Signals are formatted to include the port ID portion 28, having a respective port identifier at step 70. This may be accomplished by any appropriate processor, such as formatter 50 of base station 34. The respective frames of the signals may be formatted to append the port ID portion 28 to an end of the data portion 16 or to end of the EHDR portion 24.

The port ID portion 28 may be encoded. This encoding may be accomplished by any appropriate encoding technique, which renders the port ID portion 28 capable of being decoded upon receipt of the respective signal. In one embodiment, the port ID portion is encoded in accordance with a predetermined extended header type field (EHTYPE).

The EHTYPE is a field contained in the EHDR field. A more detailed description of the EHTYPE field may be found in the DOCSIS Radio Frequency Interface Specification, SP-RFIv2. 0-I01-011231, December 31,2001.

[0024] The signals formatted to contain the port ID portion 28 (such as signals 38, 40,42,44, and/or 44) are conveyed at step 72. Conveying the signal may involve conveying signals from the base station 34 to remote station (s) 36, e. g., downstream, or from remote station (s) 36 to the base station 34, e. g., upstream. These signals may be conveyed by any appropriate means, such as transmitter/receiver portion 52 and/or transmitter/receiver portion 60 for example. If the signal is a downstream signal (step 74), the SAID of the conveyed downstream signal is decoded to determine the intended recipient remote station 36 at step 76. The port ID portion 28 of the signal frames 12 are decoded at step 78. This decoding determines the intended recipient of information contained in the respective frame of the respective signal. If the conveyed signal is an upstream signal (step 74), the time multiplexed signal is decoded, e. g. demultiplexed, at step 80 to determine the source remote station 36 of the respective portion of the signal.

The port ID portion 28 of the signal frames 12 are decoded at step 82, to determine the source of the respective portion of the signal.

[0001] The method and system for identifying a device in a point to multi-point system as described herein may be embodied in the form of computer-implemented processes and apparatus for practicing those processes. The method and system for identifying a device in a point to multi-point system may also be embodied in the form of computer program code embodied in tangible media, such as floppy diskettes, read only memories (ROMs), CD-ROMs, hard drives, high density disk, or any other computer- readable storage medium, wherein, when the computer program code is loaded into and executed by a computer, the computer becomes an apparatus for practicing the invention.
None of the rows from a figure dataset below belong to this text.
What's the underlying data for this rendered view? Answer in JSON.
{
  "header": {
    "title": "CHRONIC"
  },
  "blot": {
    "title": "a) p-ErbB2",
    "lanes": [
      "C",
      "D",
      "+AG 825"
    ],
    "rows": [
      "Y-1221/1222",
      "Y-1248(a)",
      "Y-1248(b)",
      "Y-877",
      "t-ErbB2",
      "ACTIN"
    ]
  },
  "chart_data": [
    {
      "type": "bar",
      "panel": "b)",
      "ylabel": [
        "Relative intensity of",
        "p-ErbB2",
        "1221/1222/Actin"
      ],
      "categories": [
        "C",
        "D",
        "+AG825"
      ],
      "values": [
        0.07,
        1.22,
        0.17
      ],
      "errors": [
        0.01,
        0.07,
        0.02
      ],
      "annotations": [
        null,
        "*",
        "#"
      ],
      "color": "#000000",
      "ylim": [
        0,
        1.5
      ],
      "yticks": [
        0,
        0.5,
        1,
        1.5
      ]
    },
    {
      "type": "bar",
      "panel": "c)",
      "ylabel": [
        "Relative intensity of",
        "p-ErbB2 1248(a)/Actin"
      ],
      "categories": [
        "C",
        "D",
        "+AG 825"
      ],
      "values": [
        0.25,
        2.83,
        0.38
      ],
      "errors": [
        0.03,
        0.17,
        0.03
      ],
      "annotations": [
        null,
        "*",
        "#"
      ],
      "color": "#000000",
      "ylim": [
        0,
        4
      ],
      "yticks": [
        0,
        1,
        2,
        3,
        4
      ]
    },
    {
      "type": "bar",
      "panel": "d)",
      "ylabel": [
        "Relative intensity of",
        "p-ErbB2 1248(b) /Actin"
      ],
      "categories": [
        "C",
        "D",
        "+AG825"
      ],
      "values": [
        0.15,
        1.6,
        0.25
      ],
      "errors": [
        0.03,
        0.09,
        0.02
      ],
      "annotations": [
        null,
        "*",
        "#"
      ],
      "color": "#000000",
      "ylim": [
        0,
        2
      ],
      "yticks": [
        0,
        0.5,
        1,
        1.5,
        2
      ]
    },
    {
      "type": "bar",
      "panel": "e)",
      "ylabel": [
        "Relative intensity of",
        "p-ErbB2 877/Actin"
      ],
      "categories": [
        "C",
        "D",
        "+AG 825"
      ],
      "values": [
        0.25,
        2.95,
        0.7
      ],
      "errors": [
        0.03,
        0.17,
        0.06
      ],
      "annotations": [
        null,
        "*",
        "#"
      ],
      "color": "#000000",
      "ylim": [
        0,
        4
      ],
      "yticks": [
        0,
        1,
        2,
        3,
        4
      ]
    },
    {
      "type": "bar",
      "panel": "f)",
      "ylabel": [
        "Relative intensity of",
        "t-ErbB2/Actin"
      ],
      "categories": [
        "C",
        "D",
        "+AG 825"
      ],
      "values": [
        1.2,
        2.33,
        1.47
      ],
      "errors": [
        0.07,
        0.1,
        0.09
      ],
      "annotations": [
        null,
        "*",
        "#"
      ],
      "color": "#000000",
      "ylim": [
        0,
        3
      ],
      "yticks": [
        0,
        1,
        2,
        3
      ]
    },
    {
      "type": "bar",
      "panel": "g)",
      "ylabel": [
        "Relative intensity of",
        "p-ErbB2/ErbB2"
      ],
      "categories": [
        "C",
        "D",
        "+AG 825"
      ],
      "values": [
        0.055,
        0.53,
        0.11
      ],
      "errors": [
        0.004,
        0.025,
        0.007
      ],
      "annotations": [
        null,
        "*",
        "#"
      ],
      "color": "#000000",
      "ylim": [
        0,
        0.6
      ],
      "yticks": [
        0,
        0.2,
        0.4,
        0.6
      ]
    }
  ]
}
The method and system for identifying a device in a point to multi-point system may also be embodied in the form of computer program code, for example, whether stored in a storage medium, loaded into and/or executed by a computer, or transmitted over some transmission medium, such as over the electrical wiring or cabling, through fiber optics, or via electromagnetic radiation, wherein, when the computer program code is loaded into and executed by a computer, the computer becomes an apparatus for practicing the invention. When implemented on a general-purpose processor, the computer program code segments configure the processor to create specific logic circuits.

[0002] Although illustrated and described with reference to certain specific embodiments, the method and system for identifying a device in a point to multi-point system as described herein is nevertheless not intended to be limited to the details shown.

Rather, various modifications may be made in the details within the scope and range of equivalents of the claims and without departing from the spirit of the invention.